Bereits die Existenz des Arbeitskreises ist ein Misstrauensvotum der Fachwelt gegen die Politik: Die Mitglieder wollten schlicht nicht mehr mit ansehen, was die Politik im Strafrecht anrichtet - und ein eigenes Konzept für die Zukunft der Sicherungsverwahrung ausarbeiten. "Es gibt eine große Unzufriedenheit, was die Regelung der Sicherungsverwahrung angeht", sagt der Tübinger Strafrechtsprofessor Jörg Kinzig. Der Gesetzgeber habe über Jahre hinweg mit hektischen Gesetzesänderungen agiert - um dann vor höchsten Gerichten reihenweise Schiffbruch zu erleiden.

So wurde Deutschland mehrfach vom Europäischen Gerichtshof für Menschenrechte (EGMR) heftig gerügt.

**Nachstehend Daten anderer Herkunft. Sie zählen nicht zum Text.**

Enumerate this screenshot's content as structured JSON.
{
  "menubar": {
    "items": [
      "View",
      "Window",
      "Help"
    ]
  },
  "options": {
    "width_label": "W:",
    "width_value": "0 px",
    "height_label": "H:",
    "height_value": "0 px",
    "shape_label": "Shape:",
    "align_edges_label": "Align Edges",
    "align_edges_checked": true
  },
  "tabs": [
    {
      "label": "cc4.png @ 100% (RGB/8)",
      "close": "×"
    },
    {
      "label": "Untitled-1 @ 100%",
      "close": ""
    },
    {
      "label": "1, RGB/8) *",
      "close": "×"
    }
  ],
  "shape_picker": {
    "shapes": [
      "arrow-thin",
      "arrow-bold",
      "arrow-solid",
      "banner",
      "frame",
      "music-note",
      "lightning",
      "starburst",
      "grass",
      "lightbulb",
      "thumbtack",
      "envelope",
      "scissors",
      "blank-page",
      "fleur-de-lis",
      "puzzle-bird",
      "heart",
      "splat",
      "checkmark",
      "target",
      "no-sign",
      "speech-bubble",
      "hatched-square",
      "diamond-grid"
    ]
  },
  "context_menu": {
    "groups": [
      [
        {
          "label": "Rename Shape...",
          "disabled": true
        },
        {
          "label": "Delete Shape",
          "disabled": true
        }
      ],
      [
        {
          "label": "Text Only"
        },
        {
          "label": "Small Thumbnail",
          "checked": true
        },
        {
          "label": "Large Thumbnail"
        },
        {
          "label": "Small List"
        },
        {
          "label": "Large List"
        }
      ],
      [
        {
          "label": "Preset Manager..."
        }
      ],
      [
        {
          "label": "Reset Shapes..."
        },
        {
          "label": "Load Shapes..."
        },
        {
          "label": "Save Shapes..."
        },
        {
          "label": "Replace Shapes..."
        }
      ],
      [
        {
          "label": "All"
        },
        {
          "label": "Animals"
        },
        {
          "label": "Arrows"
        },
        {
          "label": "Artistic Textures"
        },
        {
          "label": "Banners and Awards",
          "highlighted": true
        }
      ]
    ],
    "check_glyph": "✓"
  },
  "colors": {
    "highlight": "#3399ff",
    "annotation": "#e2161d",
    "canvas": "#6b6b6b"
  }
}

Im Mai 2011 dann erklärte das Bundesverfassungsgericht alle Regelungen zur Sicherungsverwahrung in einem spektakulären Urteil für rechtswidrig - und schrieb dem Gesetzgeber detailliert vor, wie ein neues Gesetz aussehen könnte, das die Grundrechte von Häftlingen nicht massiv verletzt. Die nachträgliche Sicherungsverwahrung wurde gleich ganz verboten. Sie gilt als menschenrechtswidrig, weil sie gegen das "Rückwirkungsverbot" verstößt: Ein einmal verhängtes Urteil darf demnach nicht rückwirkend verschärft werden.

Mit der nun geplanten Regelung würde "das Rad zurückgedreht", sagt Kinzig - "trotz aller klaren Stopp-Signale des Bundesverfassungsgerichts und des Europäischen Gerichtshofs für Menschenrechte" werde versucht, das verfemte Instrument unter dem neuen Etikett "Therapieunterbringung" wiedereinzuführen. "Das versteht wirklich niemand", sagt Kinzig.

Der Koalitionsvertrag hält sich dabei an die Linie der SPD-Landesjustizminister, die eine "Schutzlücke" in der aktuellen Rechtslage beklagen, die tunlichst geschlossen werden müsse - und sich hier mit Innenpolitikern der CDU durchaus einig sind. Auch der baden-württembergische Justizminister Rainer Stickelberger (SPD) setzt auf die nachträgliche Therapieunterbringung. Als "Ausnahmeregelung" solle sie aber nur für "sehr wenige, aber besonders gefährliche Straftäter" gelten. In der SPD gibt es aber auch kritische Stimmen - und große verfassungsrechtliche Bedenken. Ob und wie sich der Bundesjustizminister Heiko Maas des Themas annimmt, ist noch offen - eine Anfrage der SÜDWEST PRESSE blieb mehrere Tage unbeantwortet. Zu hören ist, dass die Fachebene seines Ressorts nicht gerade begeistert ist. Doch der Koalitionspartner CDU wird mit Argusaugen beobachten, ob Maas etwa das nächste Thema auf die lange Bank schieben will. Mit der Ankündigung, mit der Umsetzung der Vorratsdatenspeicherung erstmal abwarten zu wollen, hatte Maas die CDU gegen sich aufgebracht.